The Henry J. Kaiser Family Foundation, Medicaid and the Uninsured: Key Questions About Medicaid and Its Role in State/Federal Budgets and Health Reform, http://www.kff.org/medicaid/upload/8139.pdf (accessed Mar. 18, 2012). Pages: 6.

The Affordable Care Act makes significant changes to the Medicaid program and this article serves as an overview of some of the changes incorporated in the statute. The article begins by providing a baseline review of Medicaid and its intended purpose, which is to provide a base level of healthcare coverage for low income and high need Americans. A problem that becomes evident, perhaps unwittingly, from the information in this article is the relationship between populations enrolled in Medicaid and the proportion of the total dollars spent on the respective populations. For example, dual eligibles (those who are eligible for Medicare and Medicaid) account for approximately 15% of Medicaid spending, but take up approximately 40% of all Medicaid spending. Additionally, elderly and disabled enrollees account for 25% of total Medicaid enrollment but consume about 66% of Medicaid dollars. This implores the observation that Medicaid dollars may be diverted from the intended beneficiaries and given to another population. The Affordable Care Act takes strides to remedy this disparity by expanding the eligibility of Medicaid by eliminating the requirement of having a dependent and increasing the income eligibility thresholds.

The Henry J. Kaiser Family Foundation, Income-relating Medicare Part B and Part D Premiums Under Current Law and Recent Proposals: What are the Implications for Beneficiaries?, http://www.kff.org/medicare/upload/8276.pdf (accessed Feb. 20, 2012). Pages: 11.

This article provides an overview of Medicare Parts B & D, respectively, outlining the efforts of policymakers to subsidize the increasing cost of the Medicare program. Some proposals seek to increase enrollment premiums across the board, while other proposals implement income-related increases in premiums. It is estimated that, with implementation of the income-related proposals to Medicare Parts B &D, more than 20 million beneficiaries will be subject to the income-related premiums, compared to approximately 7 million beneficiaries under current law.

Office of the Legislative Counsel, Compilation of Patient Protection and Affordable Care Act, http://housedocs.house.gov/energycommerce/ppacacon.pdf (accessed 4/13/12). Pages: 24.

One of the key provisions of the Patient Protection and Affordable Care Act (“ACA”) is the law’s eligibility expansion provision. Eligibility expands to include persons under the age of 65, who are not pregnant, and whose income does not exceed 133% of the federal poverty line. This expansion serves as a significant departure from Medicaid’s initial eligibility ties to the welfare program. The significant cost of covering newly eligible persons will, initially, be borne solely by the federal government through increased federal contribution for this new population of beneficiaries.

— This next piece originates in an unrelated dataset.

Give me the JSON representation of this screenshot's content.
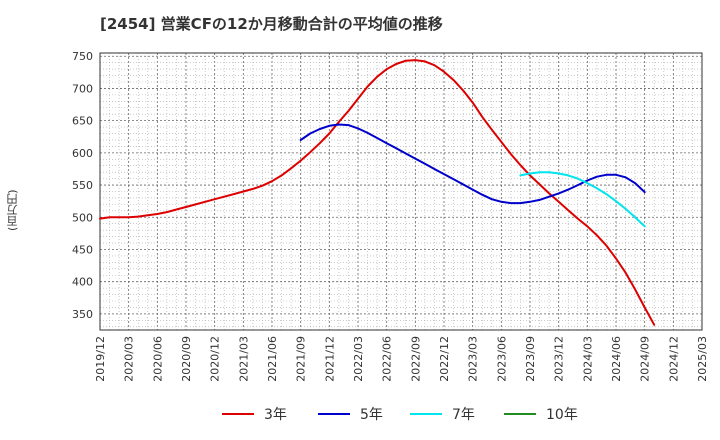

Through the law, the government takes a more purpose-focused approach by providing financial incentives for states to implement preventive programs and meeting health outcomes targets. This seems to show the government’s desire to provide more than a healthcare program in name only, but focusing on creating a healthier population.

The ACA also contains provisions that specifically relate to improving the access to health services and the health status of minorities. The federal government will appropriate funds for the improvement of minority health through increased access and education until the year 2016.

The ACA also addresses provider enrollment by increasing the reimbursement rate for Medicaid to at least match the Medicare rate. This will specifically address the issue of primary care physicians electing to not provide care to Medicaid populations because of low reimbursement rates. It must be noted that these increased rates are only in effect for 2013 and 2014.